06.07.2011879 Mal gelesen
Trotz Haftung des Anschlussinhabers - Auferlegung der Verfahrenskosten gegenüber dem Rechtsinhaber

Beschluss OLG Köln vom 20.05.2011 - 6 W 30/11

Das OLG Köln hat in diesem Beschluss eine Haftung  des Anschlussinhabers bereits daher als gegeben angesehen, da dieser es unterlassenen hatte, trotz seiner behauptenden mehrtägigen Abwesenheit seinen WLAN-Anschluss abzuschalten.

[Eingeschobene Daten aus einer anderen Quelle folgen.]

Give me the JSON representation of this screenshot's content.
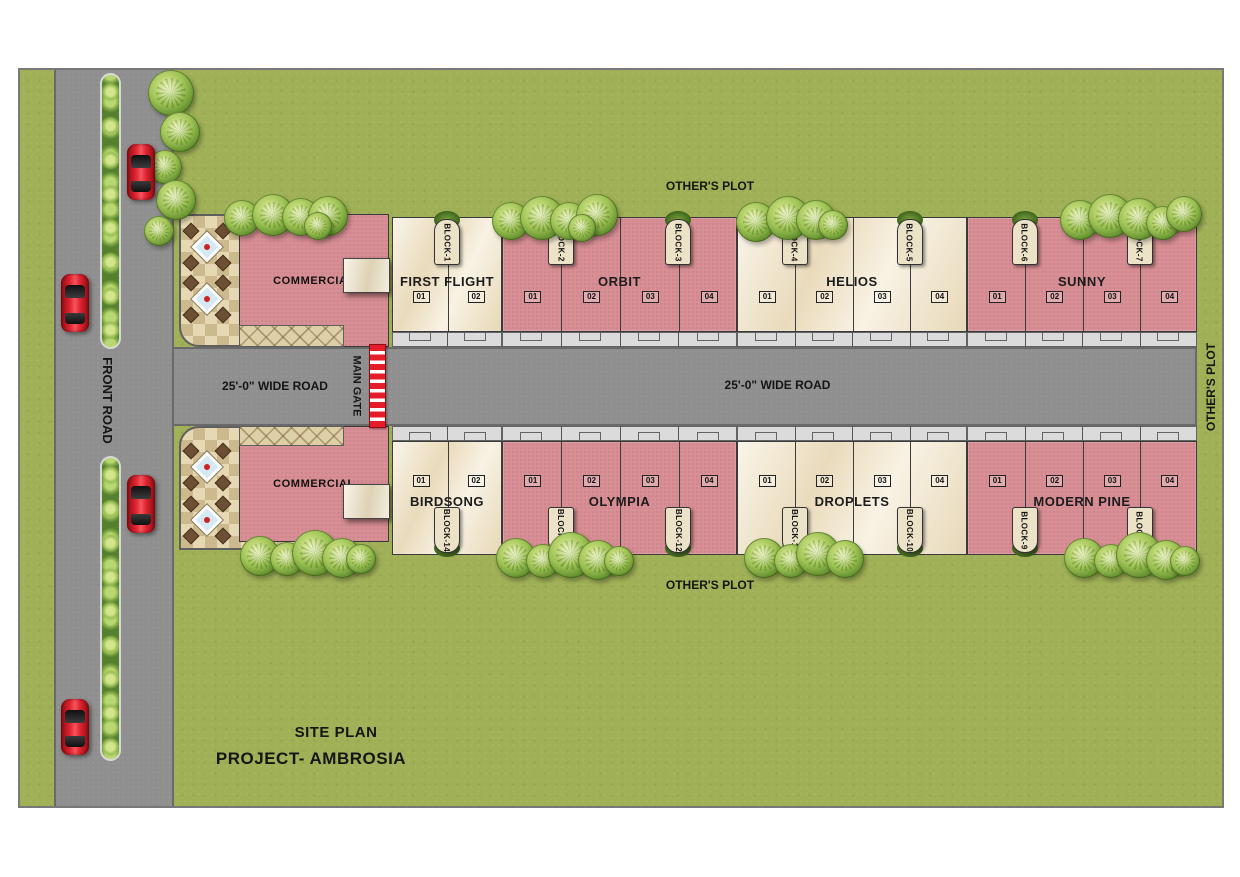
{
  "map": {
    "site_plan_title": "SITE PLAN",
    "project_title": "PROJECT- AMBROSIA",
    "front_road_label": "FRONT ROAD",
    "main_gate_label": "MAIN GATE",
    "wide_road_label_left": "25'-0\" WIDE ROAD",
    "wide_road_label_center": "25'-0\" WIDE ROAD",
    "others_plot_top": "OTHER'S PLOT",
    "others_plot_bottom": "OTHER'S PLOT",
    "others_plot_right": "OTHER'S PLOT",
    "commercial_top_label": "COMMERCIAL",
    "commercial_bottom_label": "COMMERCIAL"
  },
  "rows": {
    "top": [
      {
        "name": "FIRST FLIGHT",
        "style": "cream",
        "units": [
          "01",
          "02"
        ],
        "tags": [
          "BLOCK-1"
        ]
      },
      {
        "name": "ORBIT",
        "style": "pink",
        "units": [
          "01",
          "02",
          "03",
          "04"
        ],
        "tags": [
          "BLOCK-2",
          "BLOCK-3"
        ]
      },
      {
        "name": "HELIOS",
        "style": "cream",
        "units": [
          "01",
          "02",
          "03",
          "04"
        ],
        "tags": [
          "BLOCK-4",
          "BLOCK-5"
        ]
      },
      {
        "name": "SUNNY",
        "style": "pink",
        "units": [
          "01",
          "02",
          "03",
          "04"
        ],
        "tags": [
          "BLOCK-6",
          "BLOCK-7"
        ]
      }
    ],
    "bottom": [
      {
        "name": "BIRDSONG",
        "style": "cream",
        "units": [
          "01",
          "02"
        ],
        "tags": [
          "BLOCK-14"
        ]
      },
      {
        "name": "OLYMPIA",
        "style": "pink",
        "units": [
          "01",
          "02",
          "03",
          "04"
        ],
        "tags": [
          "BLOCK-13",
          "BLOCK-12"
        ]
      },
      {
        "name": "DROPLETS",
        "style": "cream",
        "units": [
          "01",
          "02",
          "03",
          "04"
        ],
        "tags": [
          "BLOCK-11",
          "BLOCK-10"
        ]
      },
      {
        "name": "MODERN PINE",
        "style": "pink",
        "units": [
          "01",
          "02",
          "03",
          "04"
        ],
        "tags": [
          "BLOCK-9",
          "BLOCK-8"
        ]
      }
    ]
  },
  "colors": {
    "grass": "#9fb056",
    "road": "#8f8f8f",
    "cream_block": "#f3e8ce",
    "pink_block": "#d78e94",
    "sidewalk": "#dbdbdb",
    "gate_red": "#e51c2a",
    "car_red": "#e02430",
    "patio_tan": "#e6d8b2"
  }
}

Die Kosten des Verfahrens wurden gleichwohl der Antragstellerin (Rechteinhaber) auferlegt. Das OLG Köln hat herausgearbeitet, dass der dortige Anschlussinhaber keinen Anlass zu einer gerichtlichen Inanspruchnahme gegeben hatte. Hierzu wird ausgeführt, dass Sinn und Zweck einer Abmahnung sei, den Gläubiger ohne Gericht klaglos zu stellen. Die der Abmahnung beigefügte Unterlassungserklärung bezog sich aber nicht nur auf das konkret abgemahnte Werk, sondern auf „geschützte Werke von Unterlassungsgläubiger (…)“ und ging damit über den bestehenden Unterlassungsanspruch weit hinaus. Weiter führt das OLG Köln aus, dass gegenüber einem Verbraucher keine Hinweise in eine Abmahnung aufzunehmen seien, welche den Schuldner (Anschlussinhaber) von der Anerkennung des Anspruchs abhalten können. Das war hier jedoch der Fall gewesen, da in der beigefügten Unterlassungserklärung Hinweise enthalten waren, wonach eine Einschränkung der vorgeschlagenen Erklärung zur Unwirksamkeit der Unterlassungserklärung führen könnte. Weiter war der Schuldner in der Abmahnung selbst zur Verwendung der beigefügten Erklärung aufgefordert worden sowie auf Kostennachteile bei einer Abänderung hingewiesen worden.